Exit to Commonwealth – the one lane approach to Commonwealth is sufficient now due to the light traffic but will not be enough once Luzon Ave and C5 is completed, bringing more vehicles to this area.

EDSA traffic: view from the top

Traffic along Epifanio Delos Santos Avenue (EDSA) or Circumferential Road 4 is quite infamous considering it being a if not the main artery of Metro Manila and carrying much vehicular and passenger traffic between cities like Pasay City, Makati City, Mandaluyong City, Pasig City, Quezon City and Caloocan City where it has major junctions with other major thoroughfares like Roxas Boulevard, South Superhighway, Ayala Ave., Gil Puyat (Buendia) Ave., Shaw Blvd., Ortigas Ave., Aurora Blvd., East and Timog Avenues, Quezon Ave., North Ave., Roosevelt Ave., NLEX and A. Bonifacio Ave., Rizal Ave. and MacArthur Highway.
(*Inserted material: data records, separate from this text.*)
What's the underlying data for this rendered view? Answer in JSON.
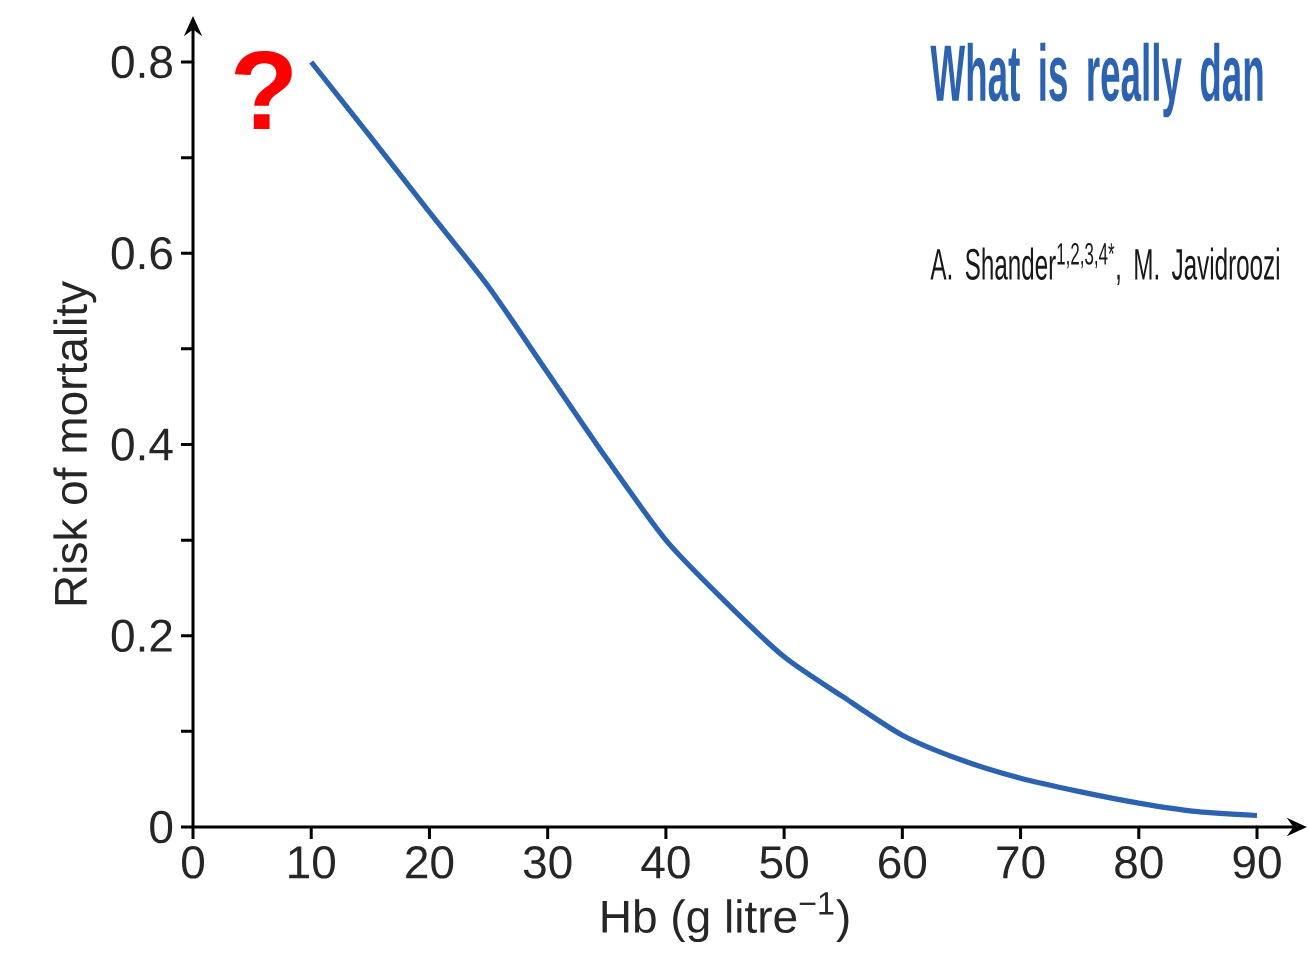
{
  "chart_data": {
    "type": "line",
    "title": "What is really dan",
    "subtitle": "A. Shander$^{1,2,3,4*}$, M. Javidroozi",
    "annotations": [
      "?"
    ],
    "xlabel": "Hb (g litre$^{−1}$)",
    "ylabel": "Risk of mortality",
    "x": [
      10,
      15,
      20,
      25,
      30,
      35,
      40,
      45,
      50,
      55,
      60,
      65,
      70,
      75,
      80,
      85,
      90
    ],
    "series": [
      {
        "color": "#2b63b0",
        "values": [
          0.8,
          0.722,
          0.643,
          0.565,
          0.475,
          0.385,
          0.3,
          0.236,
          0.178,
          0.136,
          0.096,
          0.07,
          0.051,
          0.037,
          0.025,
          0.016,
          0.012
        ]
      }
    ],
    "xlim": [
      0,
      90
    ],
    "ylim": [
      0,
      0.8
    ],
    "xticks": [
      0,
      10,
      20,
      30,
      40,
      50,
      60,
      70,
      80,
      90
    ],
    "yticks": [
      0,
      {
        "value": 0.1,
        "label": null
      },
      0.2,
      {
        "value": 0.3,
        "label": null
      },
      0.4,
      {
        "value": 0.5,
        "label": null
      },
      0.6,
      {
        "value": 0.7,
        "label": null
      },
      0.8
    ]
  }
}
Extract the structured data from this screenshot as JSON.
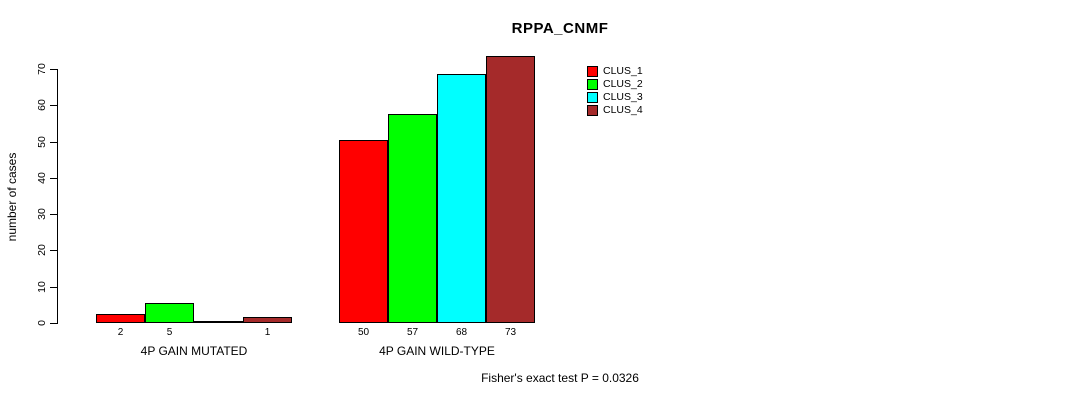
{
  "chart_data": {
    "type": "bar",
    "title": "RPPA_CNMF",
    "ylabel": "number of cases",
    "xlabel": "",
    "ylim": [
      0,
      70
    ],
    "yticks": [
      0,
      10,
      20,
      30,
      40,
      50,
      60,
      70
    ],
    "grid": false,
    "legend_position": "top-right",
    "bar_border_color": "#000000",
    "show_zero_value_labels": false,
    "categories": [
      "4P GAIN MUTATED",
      "4P GAIN WILD-TYPE"
    ],
    "series": [
      {
        "name": "CLUS_1",
        "color": "#FF0000",
        "values": [
          2,
          50
        ]
      },
      {
        "name": "CLUS_2",
        "color": "#00FF00",
        "values": [
          5,
          57
        ]
      },
      {
        "name": "CLUS_3",
        "color": "#00FFFF",
        "values": [
          0,
          68
        ]
      },
      {
        "name": "CLUS_4",
        "color": "#A52A2A",
        "values": [
          1,
          73
        ]
      }
    ],
    "annotation": "Fisher's exact test P = 0.0326"
  }
}
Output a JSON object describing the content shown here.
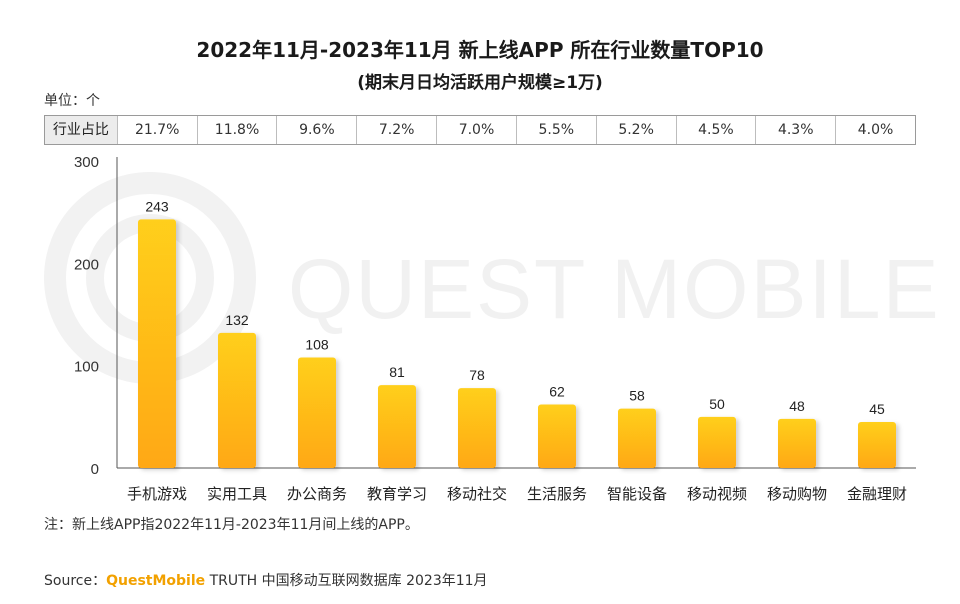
{
  "header": {
    "title": "2022年11月-2023年11月 新上线APP 所在行业数量TOP10",
    "subtitle": "(期末月日均活跃用户规模≥1万)"
  },
  "unit_label": "单位：个",
  "share_table": {
    "header": "行业占比",
    "values": [
      "21.7%",
      "11.8%",
      "9.6%",
      "7.2%",
      "7.0%",
      "5.5%",
      "5.2%",
      "4.5%",
      "4.3%",
      "4.0%"
    ]
  },
  "watermark": "QUEST MOBILE",
  "note": "注：新上线APP指2022年11月-2023年11月间上线的APP。",
  "source": {
    "prefix": "Source：",
    "brand": "QuestMobile",
    "rest": " TRUTH 中国移动互联网数据库 2023年11月"
  },
  "colors": {
    "bar_top": "#ffcf1a",
    "bar_bottom": "#ffa818",
    "brand": "#f2a100",
    "watermark": "#f1f1f1"
  },
  "chart_data": {
    "type": "bar",
    "categories": [
      "手机游戏",
      "实用工具",
      "办公商务",
      "教育学习",
      "移动社交",
      "生活服务",
      "智能设备",
      "移动视频",
      "移动购物",
      "金融理财"
    ],
    "values": [
      243,
      132,
      108,
      81,
      78,
      62,
      58,
      50,
      48,
      45
    ],
    "y_ticks": [
      0,
      100,
      200,
      300
    ],
    "ylim": [
      0,
      300
    ],
    "grid": false,
    "legend": "none"
  }
}
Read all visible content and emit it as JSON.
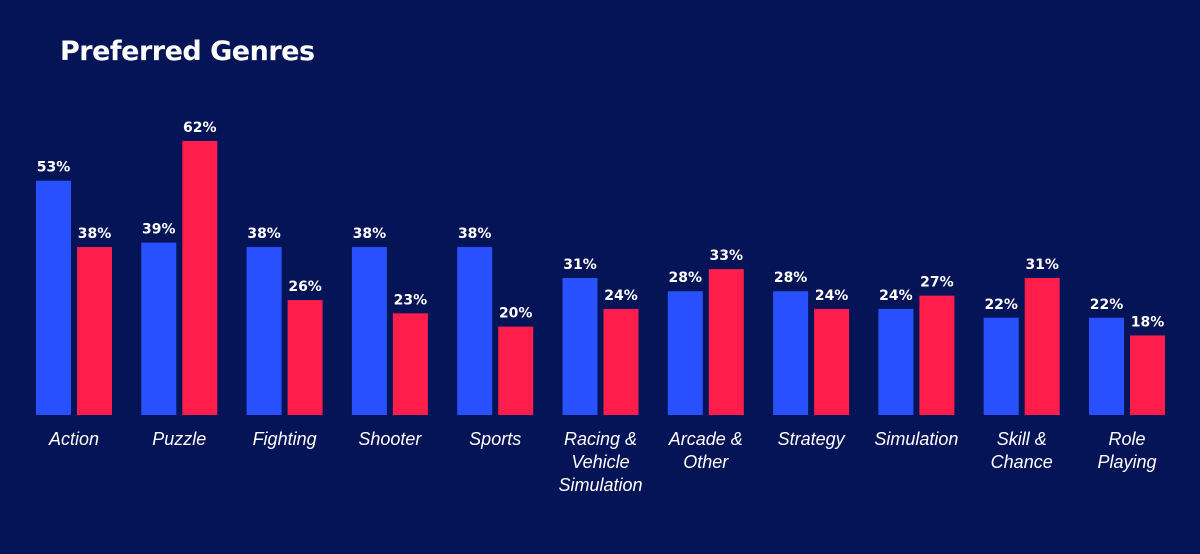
{
  "chart_data": {
    "type": "bar",
    "title": "Preferred Genres",
    "categories": [
      "Action",
      "Puzzle",
      "Fighting",
      "Shooter",
      "Sports",
      "Racing & Vehicle Simulation",
      "Arcade & Other",
      "Strategy",
      "Simulation",
      "Skill & Chance",
      "Role Playing"
    ],
    "series": [
      {
        "values": [
          53,
          39,
          38,
          38,
          38,
          31,
          28,
          28,
          24,
          22,
          22
        ],
        "color": "#2850FF"
      },
      {
        "values": [
          38,
          62,
          26,
          23,
          20,
          24,
          33,
          24,
          27,
          31,
          18
        ],
        "color": "#FF1E4B"
      }
    ],
    "value_suffix": "%",
    "ylim": [
      0,
      70
    ],
    "grid": false,
    "legend": "none"
  }
}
Shown in the following photos are traffic conditions along EDSA during a holiday, and typical afternoon peak and evening on a weekday. The section featured is the stretch from the Ortigas junction to Camp Aguinaldo. Visible in the photos are the high-rise condominiums along Connecticut Street (upper left) and the developments at the Araneta Center including the Araneta Coliseum in the Cubao commercial district. The green area on the upper right is Camp Aguinaldo, headquarters of the Armed Forces of the Philippines (AFP), while the rooftops at the right are of houses located in an high-end exclusive subdivision (Corinthian Gardens). In the middle of EDSA is the MRT-3’s elevated tracks.

Photo taken from the 35F of the Robinsons-Equitable Tower shows light traffic along EDSA during a holiday. Traffic probably is similar during Sundays while such volumes may be observed on Saturdays only in the early mornings; before 9:00 or 10:00 AM when the shopping malls open.

Photo taken at 5:44 pm showing traffic congestion on both directions (northbound and southbound) of EDSA including the overpasses at its intersection with Ortigas Ave. An MRT-3 train is visible in the middle of the photo.

Photo taken at 6:16 pm with the headlights and taillights indicative of the traffic density during the early evening. Such congestion now usually extends past 8:00 pm with cases where EDSA is still congested near midnight. Such cases are more common now rather than exceptional.